I am an average white girl. My ancestry is mainly from Celtic origins. Thus, my skin is very fair. Actually, I have severe rosacea. It’s so bad that if I go out without makeup, people look at me like they’re thinking what occured to my face. It’s really awkward, and I hate it. 1 . 5 years. I’m inclined to try anything to obtain it better, so I’ll discuss regimens on what I’ve attempted so you need not waste money on items that don’t work.

Anyhow, to average white gal back again. So yeah, I’m a white girl. And I think I’m very average. I live a middle income, suburban, white young lady life. I go to Target. I eat baby carrots. I watch Tosh.0. I’ve two magnificent kids and a great man. I’m a stay-at-home mom.

I cook cookies. I really do laundry. I clean toilets.
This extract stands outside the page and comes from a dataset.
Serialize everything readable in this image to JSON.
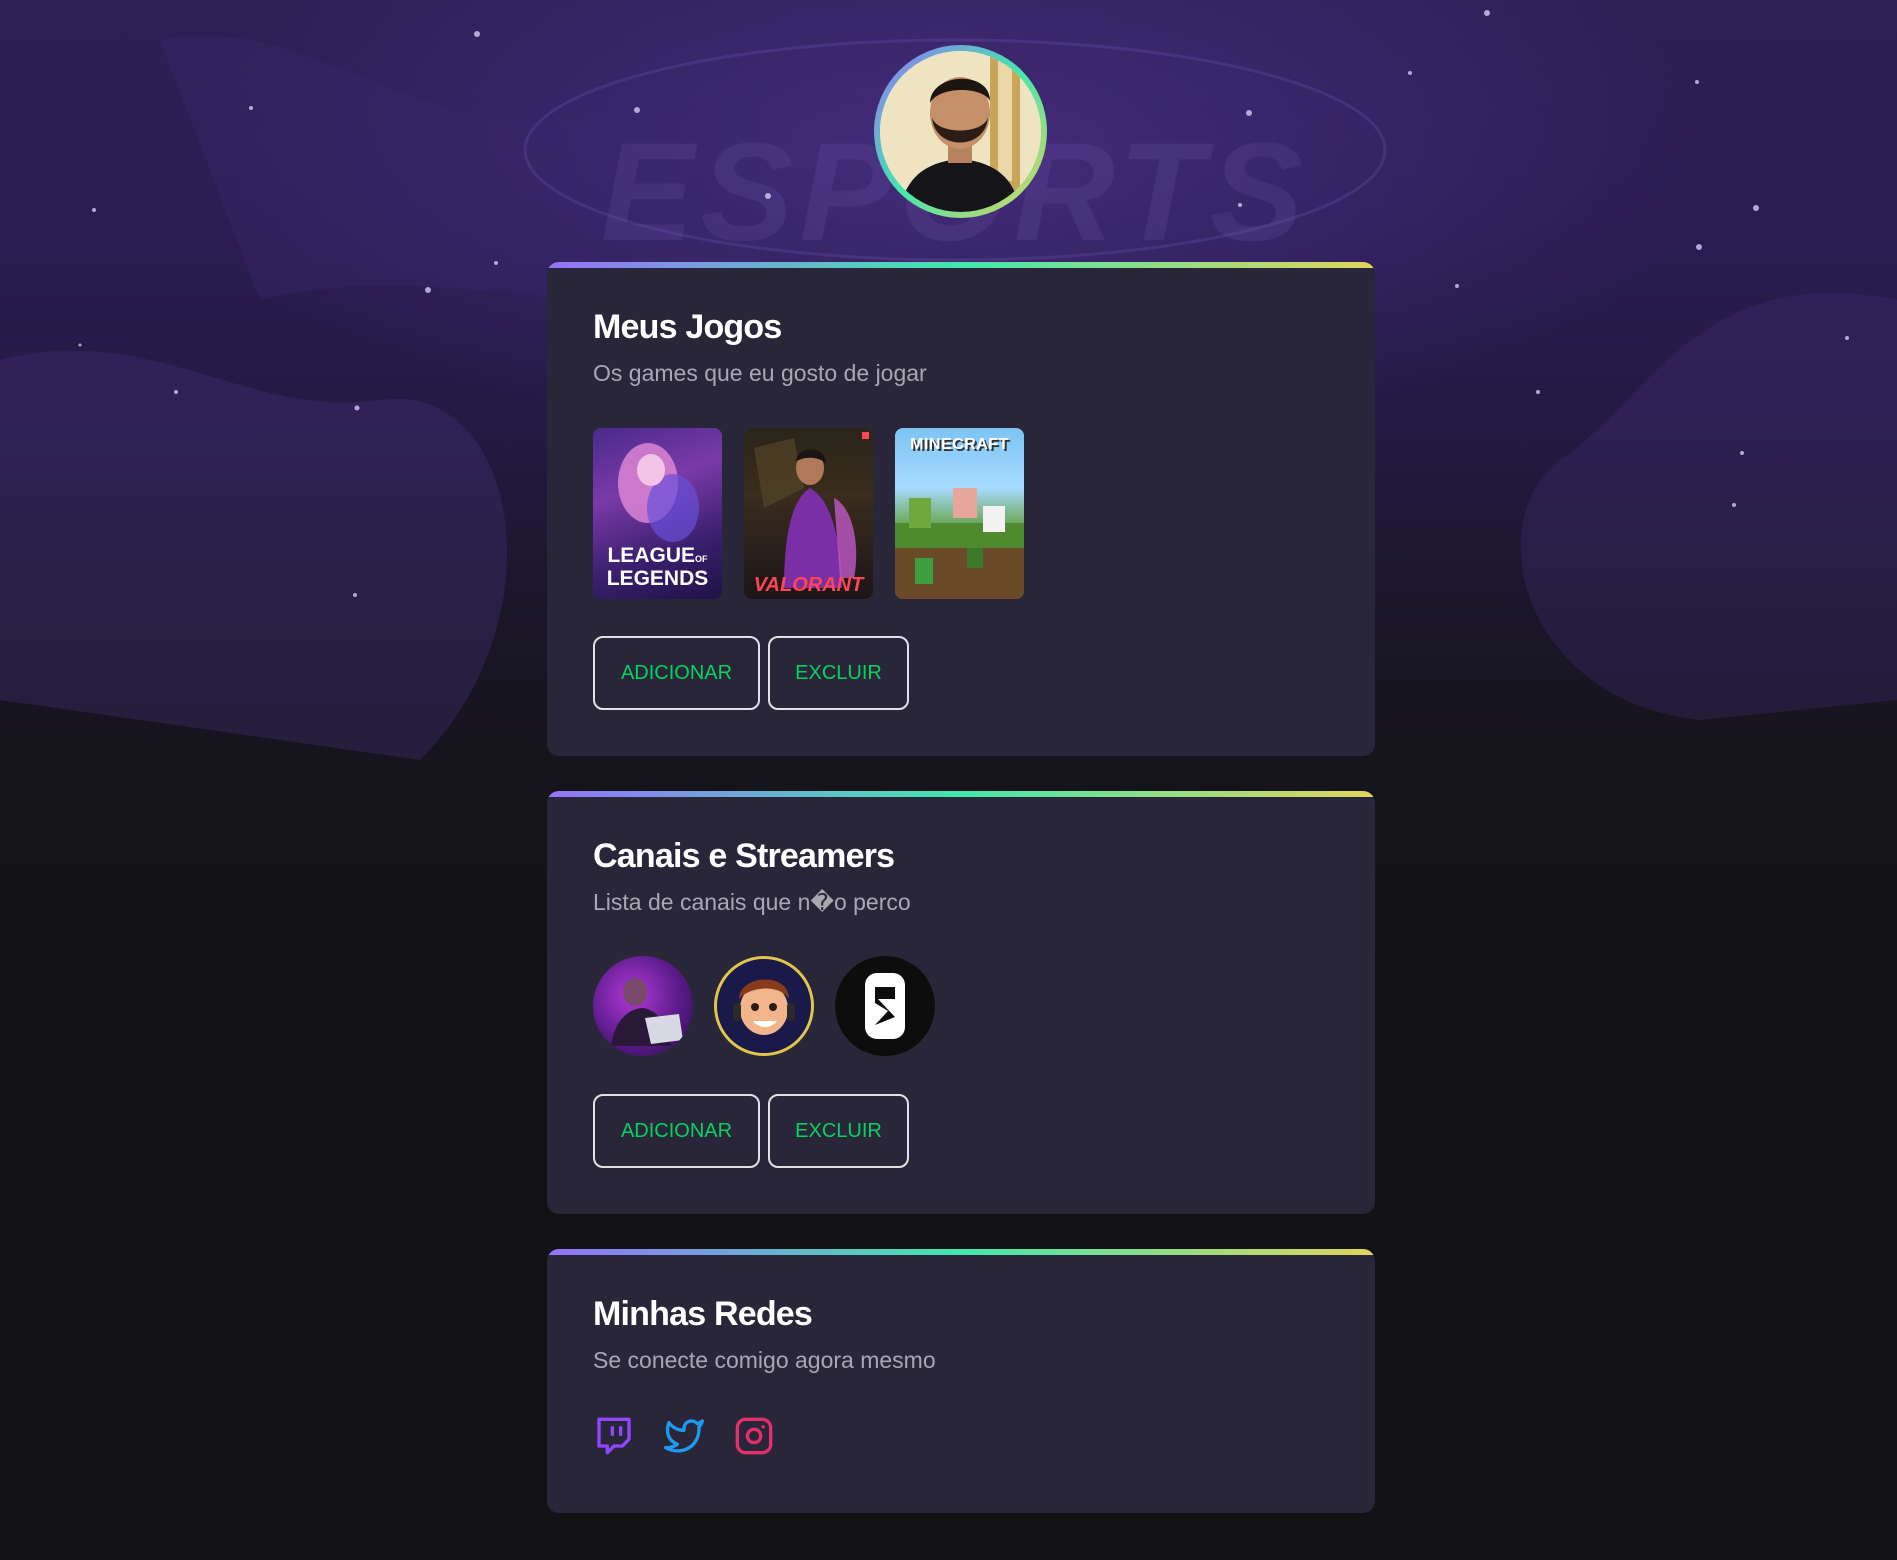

I vacuum a lot. I litter scoop the kitty. Out every Weekend night time I take the trash. I love to test out my hair. I am doing this because the 6th rank when Mr. Scherer, my 6th grade home room professor, challenged me to lower my head of hair that experienced growing right down to the center of my rear. He said he’d buy me a can of Coke. I used to be a little back then. Okay, therefore I was the smartest girl in my class each year. And the tallest. But from that aside, I was nothing.

Nobody knew who I was. Nobody cared who I had been. Something about this day when Mr. Scherer challenged me to cut my hair lit something within me. It was reasonable to improve myself and become who I wanted to be, not really much the person that society desired me to be. So I cut it short-term. I recall people in type looking at me, because they couldn’t believe that I needed done it. I was given by him that can of Coke. In 1984, short hair on girls was strange and different.

I began to associate myself with the complete new-wave music scene. I started using bizarre clothes (by Indiana expectations). I came to the realization, people began to note me. I started to be produced fun of. A lot. But who cares, because people knew who I was. I became something other than the tallest and smartest. I got weirder. And I liked it. I like making my own jewelry and hair accessories as well.

I like making products for my friends to wear. So you might see a few of that on as well here. Among these full days, I’ll sell my own charms on Etsy. But one thing at a right time. Which means this is my little intro for my blog. I’m technically challenged, therefore I don’t know how to make it look pretty or create my very own banner or anything like that.